En 2018, Honda Motor et Nissan Motor ont reçu l'approbation pour un investissement d'une valeur combinée de 888 millions de dollars -770 millions d'euros- pour produire des véhicules électriques hybrides et des batteries.
Mais la Thaïlande n’est pas seule et se trouve en concurrence avec d'autres pays de la région pour décrocher des usines en vue du boom attendu des VE.
Toyota Motor Corp a par exemple annoncé l'an dernier un investissement de 2 milliards de dollars dans les VE en Indonésie.
Demande d'aide publique
Mais même dans la perspective d’une production accrue de véhicules électriques en Thaïlande, 800 fabricants de pièces automobiles et plus de 325.000 emplois pourraient être menacés car un VE utilise 1.500 à 3.000 pièces, contre 30.000 pour un véhicule à essence traditionnel, souligne Kiriya Kulkolkarn de l'université Thammasat.
Great Wall Motor, le plus grand fabricant chinois de pick-ups, a repris deux usines de General Motors en Thaïlande en février pour y fabriquer des véhicules utilitaires sport et des pick-ups - mais il s'est ravisé de produire des VE.

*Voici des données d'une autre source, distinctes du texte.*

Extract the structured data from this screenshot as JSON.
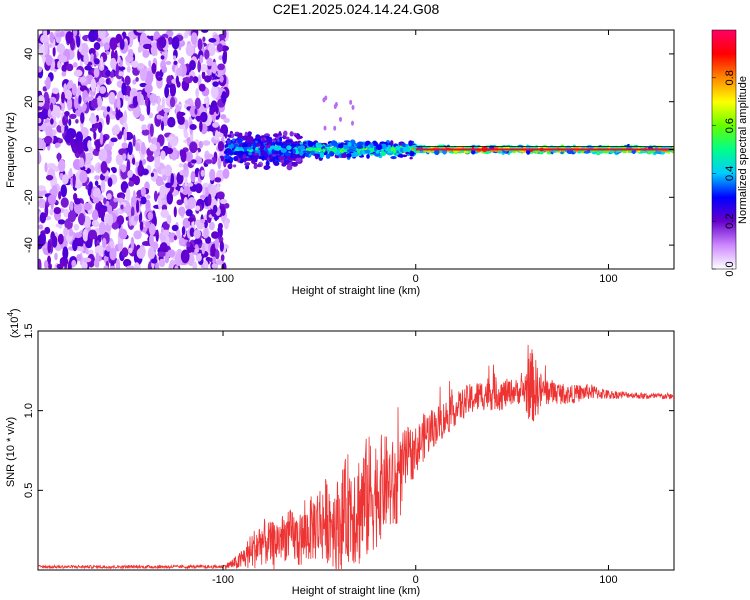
{
  "title": "C2E1.2025.024.14.24.G08",
  "colors": {
    "background": "#ffffff",
    "snr_line": "#ee3333",
    "frame": "#000000"
  },
  "chart_data": [
    {
      "type": "heatmap",
      "title": "C2E1.2025.024.14.24.G08",
      "xlabel": "Height of straight line (km)",
      "ylabel": "Frequency (Hz)",
      "xlim": [
        -196,
        134
      ],
      "ylim": [
        -50,
        50
      ],
      "x_ticks": [
        -100,
        0,
        100
      ],
      "x_tick_labels": [
        "-100",
        "0",
        "100"
      ],
      "y_ticks": [
        -40,
        -20,
        0,
        20,
        40
      ],
      "y_tick_labels": [
        "-40",
        "-20",
        "0",
        "20",
        "40"
      ],
      "grid": false,
      "description_regions": [
        {
          "x": [
            -196,
            -98
          ],
          "freq_spread": 50,
          "amplitude": 0.2,
          "kind": "noise"
        },
        {
          "x": [
            -98,
            -60
          ],
          "freq_spread": 6,
          "amplitude": 0.45,
          "kind": "broad"
        },
        {
          "x": [
            -60,
            0
          ],
          "freq_spread": 3,
          "amplitude": 0.6,
          "kind": "narrowing"
        },
        {
          "x": [
            0,
            134
          ],
          "freq_spread": 1,
          "amplitude": 0.9,
          "kind": "line"
        }
      ],
      "colorbar": {
        "label": "Normalized spectral amplitude",
        "range": [
          0,
          1
        ],
        "ticks": [
          0.0,
          0.2,
          0.4,
          0.6,
          0.8
        ],
        "tick_labels": [
          "0.0",
          "0.2",
          "0.4",
          "0.6",
          "0.8"
        ],
        "colormap": [
          "#ffffff",
          "#cc88ff",
          "#6600cc",
          "#0000ff",
          "#00ccff",
          "#00ff88",
          "#66ff00",
          "#ffff00",
          "#ff8800",
          "#ff0000",
          "#ff0066"
        ]
      }
    },
    {
      "type": "line",
      "xlabel": "Height of straight line (km)",
      "ylabel": "SNR (10 * v/v)",
      "y_scale_note": "(x10",
      "y_scale_exp": "4",
      "xlim": [
        -196,
        134
      ],
      "ylim": [
        0.0,
        1.5
      ],
      "x_ticks": [
        -100,
        0,
        100
      ],
      "x_tick_labels": [
        "-100",
        "0",
        "100"
      ],
      "y_ticks": [
        0.5,
        1.0,
        1.5
      ],
      "y_tick_labels": [
        "0.5",
        "1.0",
        "1.5"
      ],
      "grid": false,
      "series": [
        {
          "color": "#ee3333",
          "x": [
            -196,
            -150,
            -100,
            -92,
            -85,
            -80,
            -75,
            -70,
            -65,
            -60,
            -55,
            -50,
            -45,
            -40,
            -35,
            -30,
            -25,
            -20,
            -15,
            -10,
            -5,
            0,
            5,
            10,
            15,
            20,
            25,
            30,
            35,
            40,
            45,
            50,
            55,
            60,
            65,
            70,
            80,
            90,
            100,
            110,
            120,
            134
          ],
          "y": [
            0.02,
            0.02,
            0.02,
            0.05,
            0.12,
            0.18,
            0.16,
            0.2,
            0.22,
            0.18,
            0.25,
            0.3,
            0.32,
            0.28,
            0.4,
            0.38,
            0.45,
            0.5,
            0.55,
            0.5,
            0.7,
            0.75,
            0.85,
            0.9,
            0.95,
            1.0,
            1.05,
            1.08,
            1.1,
            1.12,
            1.1,
            1.12,
            1.12,
            1.15,
            1.12,
            1.12,
            1.1,
            1.12,
            1.1,
            1.1,
            1.09,
            1.09
          ],
          "noise_amp": [
            0.01,
            0.01,
            0.01,
            0.05,
            0.12,
            0.15,
            0.14,
            0.15,
            0.16,
            0.18,
            0.2,
            0.25,
            0.28,
            0.3,
            0.35,
            0.38,
            0.4,
            0.35,
            0.3,
            0.3,
            0.2,
            0.15,
            0.15,
            0.12,
            0.12,
            0.1,
            0.1,
            0.1,
            0.1,
            0.12,
            0.1,
            0.08,
            0.08,
            0.25,
            0.12,
            0.08,
            0.06,
            0.05,
            0.03,
            0.02,
            0.02,
            0.02
          ]
        }
      ]
    }
  ]
}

Selon son vice-président Steven Wang, Great Wall aurait besoin d’un soutien plus important de la part du gouvernement thaïlandais pour produire des VE.
Les mesures incitatives de la part du Board of Investment (BOI) thaïlandais ont expiré, et ce dernier réfléchit maintenant à de nouvelles mesures pour attirer les investisseurs, a indiqué la secrétaire générale du BOI, Duangjai Asawachintachit.
Ce qu'il faut pour assurer la compétitivité de la Thaïlande, ce sont des démarches qui apportent de la clarté aux investisseurs et aux clients, estime Kiranee Tammapiban-udom de Maverick Consulting Group.
"L'industrie arrive à un point d'inflexion", prévient-elle. "Elle se retrouvera laissée pour compte si les politiques choisies ne répondent pas aux besoins de la fabrication des VE, de son écosystème et de sa consommation."